Des commandos s'attaquent aux camions-pubs
Les Décorateurs engagés veulent faire cesser "la colonisation de l'esprit"

[par François Cardinal]

Les camions publicitaires vous dérangent? Vous n'êtes plus seuls. Le bien-nommé groupuscule les Décorateurs engagés s'est mis dans la tête de faire cesser cette "colonisation de l'esprit". Pour ce faire, ses membres effectuent depuis quelque temps d'audacieux gestes de vandalisme contre ces immenses véhicules dont la seule fonction est de promener des messages publicitaires dans les rues bondées de la métropole.

Le modus operandi du groupe est simple: une personne immobilise le camion-pub en glissant devant lui une planche transpercée de clous. Lorsque le véhicule est arrêté, deux cyclistes masqués l'encerclent puis lancent en sa direction des ballons remplis de peinture à l'huile. La signature finale des vandales consiste à déposer entre le pare-brise et le lave-glace un manifeste expliquant le geste.

"En 2002, peut-on lire, les trottoirs, les murs et le ciel diffusent partout le même mot d'ordre: ACHETEZ. Posez-vous la question: y avait-il jadis autant de slogans autoritaires dans les rues de l'URSS ou de l'Italie de Mussolini? Les panneaux publicitaires sont effectivement des panneaux autoritaires. Nous voulons leur résister. Et aujourd'hui, nous l'avons fait."
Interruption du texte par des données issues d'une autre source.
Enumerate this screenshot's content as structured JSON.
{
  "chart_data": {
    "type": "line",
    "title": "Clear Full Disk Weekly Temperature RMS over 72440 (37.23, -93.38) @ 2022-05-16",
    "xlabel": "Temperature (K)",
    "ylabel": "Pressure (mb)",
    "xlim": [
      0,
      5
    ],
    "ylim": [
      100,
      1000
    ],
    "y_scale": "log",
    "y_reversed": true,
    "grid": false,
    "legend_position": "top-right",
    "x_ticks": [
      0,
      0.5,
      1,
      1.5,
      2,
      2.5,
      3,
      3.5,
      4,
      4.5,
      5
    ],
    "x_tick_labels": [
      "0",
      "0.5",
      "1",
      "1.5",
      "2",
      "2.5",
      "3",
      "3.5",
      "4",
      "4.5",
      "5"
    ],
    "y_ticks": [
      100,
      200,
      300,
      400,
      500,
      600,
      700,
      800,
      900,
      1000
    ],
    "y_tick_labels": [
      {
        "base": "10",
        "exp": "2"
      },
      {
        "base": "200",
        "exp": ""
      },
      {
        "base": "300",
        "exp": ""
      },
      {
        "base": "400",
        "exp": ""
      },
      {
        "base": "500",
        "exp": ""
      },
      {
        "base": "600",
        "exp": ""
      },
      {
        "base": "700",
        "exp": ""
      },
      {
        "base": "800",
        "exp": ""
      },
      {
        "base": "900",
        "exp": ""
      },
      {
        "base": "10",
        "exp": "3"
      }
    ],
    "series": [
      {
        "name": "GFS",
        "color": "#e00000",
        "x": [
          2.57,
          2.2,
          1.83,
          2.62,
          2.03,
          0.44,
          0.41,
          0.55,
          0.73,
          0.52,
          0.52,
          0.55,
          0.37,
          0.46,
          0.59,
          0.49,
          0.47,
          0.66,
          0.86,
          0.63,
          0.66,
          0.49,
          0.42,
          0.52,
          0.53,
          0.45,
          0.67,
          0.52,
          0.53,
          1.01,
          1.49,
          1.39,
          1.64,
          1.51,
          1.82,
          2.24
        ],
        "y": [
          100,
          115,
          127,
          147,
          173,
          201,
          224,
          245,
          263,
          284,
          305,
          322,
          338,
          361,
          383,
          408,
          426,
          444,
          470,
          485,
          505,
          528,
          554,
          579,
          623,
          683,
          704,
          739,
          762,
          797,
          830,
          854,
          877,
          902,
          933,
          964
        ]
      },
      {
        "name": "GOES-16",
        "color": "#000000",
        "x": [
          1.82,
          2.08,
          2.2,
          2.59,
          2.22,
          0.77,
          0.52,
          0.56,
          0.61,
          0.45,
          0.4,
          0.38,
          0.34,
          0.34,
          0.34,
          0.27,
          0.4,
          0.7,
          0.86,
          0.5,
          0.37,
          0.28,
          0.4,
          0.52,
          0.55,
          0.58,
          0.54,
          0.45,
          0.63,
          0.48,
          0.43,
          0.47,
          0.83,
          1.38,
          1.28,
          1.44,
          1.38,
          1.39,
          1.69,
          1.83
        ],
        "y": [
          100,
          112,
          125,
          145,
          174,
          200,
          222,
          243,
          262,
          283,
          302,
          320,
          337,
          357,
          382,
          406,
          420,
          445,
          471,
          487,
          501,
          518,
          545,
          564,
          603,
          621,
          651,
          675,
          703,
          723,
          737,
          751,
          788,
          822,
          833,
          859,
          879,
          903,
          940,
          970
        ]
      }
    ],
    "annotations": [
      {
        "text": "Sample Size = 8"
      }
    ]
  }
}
Ainsi, la semaine dernière au centre-ville de Montréal, l'entreprise Impact media a été la cible des Décorateurs engagés. Impossible cependant d'avoir plus de détails puisqu'au siège social, on refuse de répondre à nos questions. On confirme néanmoins bien avoir été barbouillé.

Samedi soir dernier, les Décorateurs ont remis ça... mais l'un d'eux s'est fait pincer rue Saint-Denis, dans le Quartier latin, juste avant de commettre l'irréparable. Arrêté par la police pour tentative de méfait, l'homme a été libéré sans mise en accusation. Mais puisqu'il y a eu plainte de l'entreprise visée, une enquête a été ouverte par le Service de police de la Ville de Montréal.

"Nous allons continuer à nous amuser avec ces camions-pubs", menace quand même le groupe dans un courriel envoyé au Devoir, hier. "Et nous invitons la population à faire de même! [...] Si les gouvernements sont incapables de trouver des moyens de réduire l'émission de gaz à effet de serre (GES) dans nos villes, nous nous voyons contraints de le faire nous-mêmes."

Pour les Décorateurs engagés, la présence en ville de ces véhicules publicitaires est pour le moins contradictoire à l'heure où le pays a promis de ratifier prochainement le Protocole de Kyoto. Et non seulement les camions-pubs représentent-ils une source de pollution atmosphérique, mais ils polluent également l'environnement visuel des villes, fait remarquer le groupe.

"Les entreprises achètent nos espaces intimes (les toilettes), les stations de métro, les trottoirs pour tous les couvrir de pub, écrit le groupe. Elles achètent aussi le ciel pour y faire défiler leur message en avion. Les Montréalais sont cernés de tout bord tout côté, et c'est pourquoi nous implorons les gouvernements de créer des zones de protection des espaces vierges, tout comme il existe des zones de protection des espèces menacées."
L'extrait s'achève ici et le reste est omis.